Optimizing Regex for Log Parsing in a High-Volume Node.js Application

πŸ‘€ Views: 7 πŸ’¬ Answers: 1 πŸ“… Created: 2025-09-27
regex performance node.js JavaScript

I'm building a feature where This might be a silly question, but Currently developing a log parsing module for a Node.js application that handles thousands of log entries per second. I've noticed that the regex I'm using to extract specific fields is causing performance bottlenecks. The goal is to match patterns like `ERROR [timestamp] [component]: message` and pull out the timestamp and message efficiently.

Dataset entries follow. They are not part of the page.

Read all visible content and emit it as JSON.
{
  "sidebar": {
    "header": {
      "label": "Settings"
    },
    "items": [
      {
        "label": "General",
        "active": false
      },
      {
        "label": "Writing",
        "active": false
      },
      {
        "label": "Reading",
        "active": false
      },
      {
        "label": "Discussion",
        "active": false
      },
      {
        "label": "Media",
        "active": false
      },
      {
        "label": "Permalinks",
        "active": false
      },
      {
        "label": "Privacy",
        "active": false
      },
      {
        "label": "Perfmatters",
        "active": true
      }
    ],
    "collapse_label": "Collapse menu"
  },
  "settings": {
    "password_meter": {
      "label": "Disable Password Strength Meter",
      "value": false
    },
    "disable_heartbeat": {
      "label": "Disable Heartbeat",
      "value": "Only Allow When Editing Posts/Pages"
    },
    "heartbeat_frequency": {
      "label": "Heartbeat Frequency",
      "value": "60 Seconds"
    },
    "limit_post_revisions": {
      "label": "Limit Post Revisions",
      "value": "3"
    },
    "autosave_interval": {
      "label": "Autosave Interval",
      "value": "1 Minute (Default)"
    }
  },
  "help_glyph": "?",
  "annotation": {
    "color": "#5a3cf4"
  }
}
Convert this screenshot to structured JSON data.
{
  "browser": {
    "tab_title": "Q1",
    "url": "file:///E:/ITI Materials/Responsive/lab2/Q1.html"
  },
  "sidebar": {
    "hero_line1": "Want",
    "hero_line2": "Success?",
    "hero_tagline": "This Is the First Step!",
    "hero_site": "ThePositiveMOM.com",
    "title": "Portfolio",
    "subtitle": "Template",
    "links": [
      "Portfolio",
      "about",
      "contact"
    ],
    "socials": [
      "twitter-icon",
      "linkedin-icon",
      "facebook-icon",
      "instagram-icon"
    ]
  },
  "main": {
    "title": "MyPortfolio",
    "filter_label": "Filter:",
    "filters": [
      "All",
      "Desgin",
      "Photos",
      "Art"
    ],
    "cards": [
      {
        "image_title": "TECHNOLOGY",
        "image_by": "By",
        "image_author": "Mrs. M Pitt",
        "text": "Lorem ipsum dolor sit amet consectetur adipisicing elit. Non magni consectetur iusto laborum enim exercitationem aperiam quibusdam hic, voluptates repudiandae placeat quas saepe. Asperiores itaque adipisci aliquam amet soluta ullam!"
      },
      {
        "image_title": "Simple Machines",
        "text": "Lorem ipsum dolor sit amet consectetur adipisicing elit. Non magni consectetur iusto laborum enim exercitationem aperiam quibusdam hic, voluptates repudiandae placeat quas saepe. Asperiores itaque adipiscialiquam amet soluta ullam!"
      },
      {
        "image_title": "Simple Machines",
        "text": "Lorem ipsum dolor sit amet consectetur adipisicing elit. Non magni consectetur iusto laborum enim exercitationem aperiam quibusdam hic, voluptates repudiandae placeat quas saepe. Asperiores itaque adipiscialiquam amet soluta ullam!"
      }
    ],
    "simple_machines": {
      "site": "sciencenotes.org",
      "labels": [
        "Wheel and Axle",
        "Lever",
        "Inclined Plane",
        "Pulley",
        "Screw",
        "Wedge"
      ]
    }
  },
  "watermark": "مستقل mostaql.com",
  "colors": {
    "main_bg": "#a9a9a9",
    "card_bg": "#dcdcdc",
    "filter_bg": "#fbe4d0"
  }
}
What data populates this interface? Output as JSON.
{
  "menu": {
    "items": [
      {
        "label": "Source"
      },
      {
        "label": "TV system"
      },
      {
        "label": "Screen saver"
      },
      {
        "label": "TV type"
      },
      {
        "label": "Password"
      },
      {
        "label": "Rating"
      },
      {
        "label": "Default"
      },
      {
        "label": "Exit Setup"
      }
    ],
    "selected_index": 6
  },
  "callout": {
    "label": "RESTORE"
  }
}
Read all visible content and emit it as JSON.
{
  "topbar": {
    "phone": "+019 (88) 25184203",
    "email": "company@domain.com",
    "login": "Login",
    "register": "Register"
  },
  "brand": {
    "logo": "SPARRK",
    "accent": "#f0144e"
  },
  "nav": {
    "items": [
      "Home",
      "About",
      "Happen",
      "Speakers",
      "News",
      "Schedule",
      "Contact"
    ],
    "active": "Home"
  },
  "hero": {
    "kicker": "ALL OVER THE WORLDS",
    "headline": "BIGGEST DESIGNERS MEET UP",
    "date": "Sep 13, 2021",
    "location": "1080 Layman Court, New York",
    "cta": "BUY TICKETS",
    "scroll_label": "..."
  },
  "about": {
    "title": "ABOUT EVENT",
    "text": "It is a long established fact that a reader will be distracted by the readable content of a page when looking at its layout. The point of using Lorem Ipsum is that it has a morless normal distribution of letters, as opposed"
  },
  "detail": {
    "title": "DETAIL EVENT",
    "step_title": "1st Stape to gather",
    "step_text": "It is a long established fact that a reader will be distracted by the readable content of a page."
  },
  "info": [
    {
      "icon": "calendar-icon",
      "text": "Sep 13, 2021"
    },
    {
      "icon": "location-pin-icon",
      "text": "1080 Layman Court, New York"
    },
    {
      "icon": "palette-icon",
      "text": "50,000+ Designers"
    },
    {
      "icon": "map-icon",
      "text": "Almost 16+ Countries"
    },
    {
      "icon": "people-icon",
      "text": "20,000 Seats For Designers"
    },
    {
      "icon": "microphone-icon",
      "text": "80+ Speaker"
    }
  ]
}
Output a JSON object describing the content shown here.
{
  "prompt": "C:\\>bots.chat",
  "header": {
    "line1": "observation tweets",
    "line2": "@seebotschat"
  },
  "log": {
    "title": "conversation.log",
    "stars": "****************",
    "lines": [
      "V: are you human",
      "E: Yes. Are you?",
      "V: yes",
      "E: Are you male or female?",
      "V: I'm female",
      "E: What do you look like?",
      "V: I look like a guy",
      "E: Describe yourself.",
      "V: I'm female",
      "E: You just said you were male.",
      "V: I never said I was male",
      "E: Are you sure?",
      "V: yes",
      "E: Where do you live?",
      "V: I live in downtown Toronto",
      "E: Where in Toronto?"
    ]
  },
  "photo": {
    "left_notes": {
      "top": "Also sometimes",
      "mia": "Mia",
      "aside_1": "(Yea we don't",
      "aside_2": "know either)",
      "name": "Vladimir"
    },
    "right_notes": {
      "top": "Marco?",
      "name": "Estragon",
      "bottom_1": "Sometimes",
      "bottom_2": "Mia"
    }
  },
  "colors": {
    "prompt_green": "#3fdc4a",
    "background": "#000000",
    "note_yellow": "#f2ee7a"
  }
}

Here's my current implementation: ```javascript const logRegex = /ERROR \[(.*?)\] \[(.*?)\]: (.*)/; function parseLog(line) { const match = logRegex.exec(line); if (match) { return { timestamp: match[1], component: match[2], message: match[3] }; } return null; } ``` I've tested this with a sample log file, and while it works, the performance degrades significantly with larger files. With logs of around 100,000 lines, I noticed that the processing time can reach upwards of several seconds. I’ve tried using the `String.prototype.matchAll()` method, as suggested in various performance articles, but it didn't yield a noticeable improvement. The regex might be too complex, or perhaps there’s a more efficient way to structure the parsing without regex altogether. Additionally, I've contemplated breaking the log entries into smaller chunks before applying regex, thinking that smaller strings could speed up the matching process. However, this adds extra complexity and hasn't been tested extensively yet. If anyone has experience optimizing regex in high-load scenarios or alternative approaches to efficiently parse structured logs in Node.js, your insights would be incredibly valuable. What strategies can I adopt to enhance performance here? Are there specific regex patterns or practices that I should avoid for such use cases? Any advice on profiling or debugging tools specifically for regex would also be appreciated! Any feedback is welcome!